Абдулла работал с Куроем очень давно, еще с тех времен, когда глаза полковника были и впрямь черны, как глухая ночь, – таких глаз, говорили, не бывает, но за то он и получил от одного веселого шурави прозвище Курой – «черный». Так оно и осталось, кочуя из шифровок в жизнь и обратно. Только вот волосы у полковника с тех пор изрядно проредились сединой, а глаза, хоть и остались темными и глубокими, обнаружили свой исконный цвет. И эти нефритовые фонарики сейчас старались высветить что-то в нутре у Абдуллы, от чего тому становилось не по себе.
Полковник нервничал, отправляя уже, наверное, в сотый раз одного из своих лучших агентов через границу, на север, в Таджикистан, где Горец обычно решал простую, привычную задачу – встречался с представителями российских военных и просил, просил, просил оружие, соляру и сухой паек сверх обычных «госпоставок». Ответа «нет» просто нельзя было услышать, но последнее время даже до потери Тулукана «да» достигалось все труднее и дороже – эмиссарам Северного альянса приходилось обильно промасливать зелеными это, казалось бы, совершенно очевидное «да» уже не только в Москве, но и здесь, на месте, где и русские, и таджики тоже смекнули, как легко можно «стричь овец».

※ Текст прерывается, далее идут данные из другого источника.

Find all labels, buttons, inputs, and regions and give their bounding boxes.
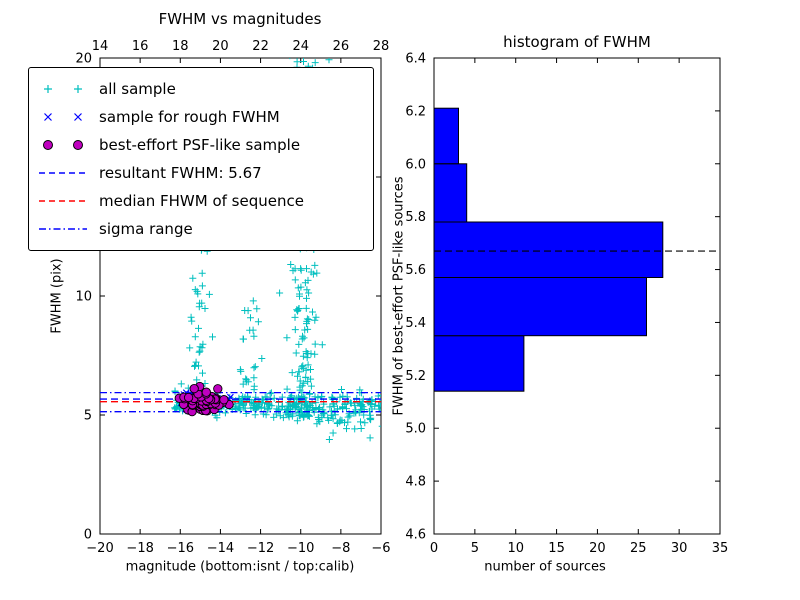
legend-label: resultant FWHM: 5.67 [99, 164, 262, 182]
tick-label: 5.2 [405, 369, 426, 384]
legend-item: sigma range [37, 215, 365, 243]
plus-marker-icon [44, 85, 82, 93]
circle-glyph [43, 140, 53, 150]
tick-label: −6 [371, 541, 390, 556]
psf-point [189, 383, 199, 394]
left-plot-ylabel: FWHM (pix) [49, 258, 65, 334]
tick-label: −12 [247, 541, 274, 556]
histogram-bar [433, 277, 647, 337]
tick-label: 25 [630, 541, 647, 556]
tick-label: 5 [471, 541, 479, 556]
legend-item: best-effort PSF-like sample [37, 131, 365, 159]
tick-label: 10 [75, 290, 92, 305]
tick-label: 5.8 [405, 210, 426, 225]
tick-label: 30 [671, 541, 688, 556]
tick-label: 20 [212, 39, 229, 54]
tick-label: 0 [84, 528, 92, 543]
tick-label: −8 [331, 541, 350, 556]
plus-glyph [74, 85, 82, 93]
tick-label: 6.2 [405, 104, 426, 119]
plus-glyph [44, 85, 52, 93]
legend-label: sample for rough FWHM [99, 108, 280, 126]
legend-item: median FHWM of sequence [37, 187, 365, 215]
dashdot-line-icon [39, 228, 87, 230]
psf-point [219, 395, 229, 405]
left-plot-xlabel: magnitude (bottom:isnt / top:calib) [125, 559, 355, 575]
tick-label: 20 [589, 541, 606, 556]
tick-label: −10 [287, 541, 314, 556]
tick-label: 4.8 [405, 475, 426, 490]
psf-sample-points [174, 381, 234, 417]
tick-label: 35 [712, 541, 729, 556]
legend-item: all sample [37, 75, 365, 103]
histogram-bar [433, 163, 468, 223]
circle-marker-icon [43, 140, 83, 150]
left-axes: −20 −18 −16 −14 −12 −10 −8 −6 14 16 18 20 22 24 26 28 0 5… [75, 39, 390, 556]
left-plot-data [100, 58, 381, 443]
histogram-bar [433, 221, 664, 278]
tick-label: 0 [430, 541, 438, 556]
psf-point [213, 384, 223, 394]
legend: all sample sample for rough FWHM best-effo… [28, 67, 374, 251]
tick-label: −14 [207, 541, 234, 556]
tick-label: 4.6 [405, 528, 426, 543]
x-marker-icon [44, 113, 82, 121]
tick-label: 24 [292, 39, 309, 54]
right-axes: 0 5 10 15 20 25 30 35 4.6 4.8 5.0 5.2 5.4 5.6 5.8 6.0 6.… [405, 52, 728, 557]
tick-label: 26 [333, 39, 350, 54]
tick-label: −16 [167, 541, 194, 556]
histogram-bar [433, 335, 525, 392]
tick-label: 6.4 [405, 52, 426, 67]
psf-point [201, 387, 211, 397]
tick-label: 15 [548, 541, 565, 556]
right-plot-xlabel: number of sources [484, 559, 606, 575]
tick-label: −20 [86, 541, 113, 556]
tick-label: 22 [252, 39, 269, 54]
right-plot-title: histogram of FWHM [503, 33, 651, 51]
legend-label: best-effort PSF-like sample [99, 136, 301, 154]
legend-item: sample for rough FWHM [37, 103, 365, 131]
x-glyph [74, 113, 82, 121]
reference-lines [100, 391, 381, 413]
histogram-bar [433, 107, 459, 165]
legend-label: all sample [99, 80, 176, 98]
tick-label: 10 [507, 541, 524, 556]
left-plot-title: FWHM vs magnitudes [158, 10, 322, 28]
legend-label: median FHWM of sequence [99, 192, 304, 210]
tick-label: 14 [92, 39, 109, 54]
dashed-line-icon [39, 200, 87, 202]
circle-glyph [73, 140, 83, 150]
histogram-bars [433, 107, 664, 392]
psf-point [183, 392, 194, 403]
tick-label: 5.0 [405, 422, 426, 437]
tick-label: 5 [84, 409, 92, 424]
tick-label: 5.6 [405, 263, 426, 278]
tick-label: −18 [126, 541, 153, 556]
tick-label: 20 [75, 52, 92, 67]
dashed-line-icon [39, 172, 87, 174]
tick-label: 16 [132, 39, 149, 54]
tick-label: 18 [172, 39, 189, 54]
tick-label: 6.0 [405, 157, 426, 172]
right-plot-ylabel: FWHM of best-effort PSF-like sources [391, 176, 407, 416]
x-glyph [44, 113, 52, 121]
legend-item: resultant FWHM: 5.67 [37, 159, 365, 187]
tick-label: 28 [373, 39, 390, 54]
legend-label: sigma range [99, 220, 193, 238]
tick-label: 5.4 [405, 316, 426, 331]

Конечно, просто отказать вопреки приказу Москвы они не смели, но овладели искусством разных оговорок и затяжек. А потому из этого следовала вторая часть задачи, возложенной на Абдуллу: там же, в Душанбе, он обходил наркокурьеров и получал с них собранный кропотливой работой «медок», а затем услащал им русских медведей. Изредка, когда возникала нужда в больших деньгах, ему приходилось отправляться для этого в Ош, пересекая границу Киргизии. Это было хлопотно, непросто, но тоже отлажено и тоже не столь уж рискованно. Правда, на этом работа Горца не завершалась. Согласовав «подпитку» с русским подполковником Курдюмом, подбодрив его хрустом купюр и получив добро на поставку со складов дополнительных мелочей – смазки, патронов, гранат (им-то мелочь, а тут каждая мина, каждая канистра бензина наперечет), гонец забирал еще у одного хорошего Аптекаря ящики с лекарствами и бинтами, за небольшую мзду приобщал их к остальному товару, следил за отгрузкой и только потом, завершив всю эту историю с географией, отправлялся обратно, через Пяндж, к полковнику. Правда, Курой знал, что на один день агент берет «отпуск» и отдыхает в Душанбе по-своему. Забывает на один световой день о Коране, нечестивец. Однако на это заместитель начальника разведки при штабе Ахмадшаха с легкостью закрывал глаза и, закрывая их, представлял себя на месте счастливца. Да, каждому свое. Всему свое время…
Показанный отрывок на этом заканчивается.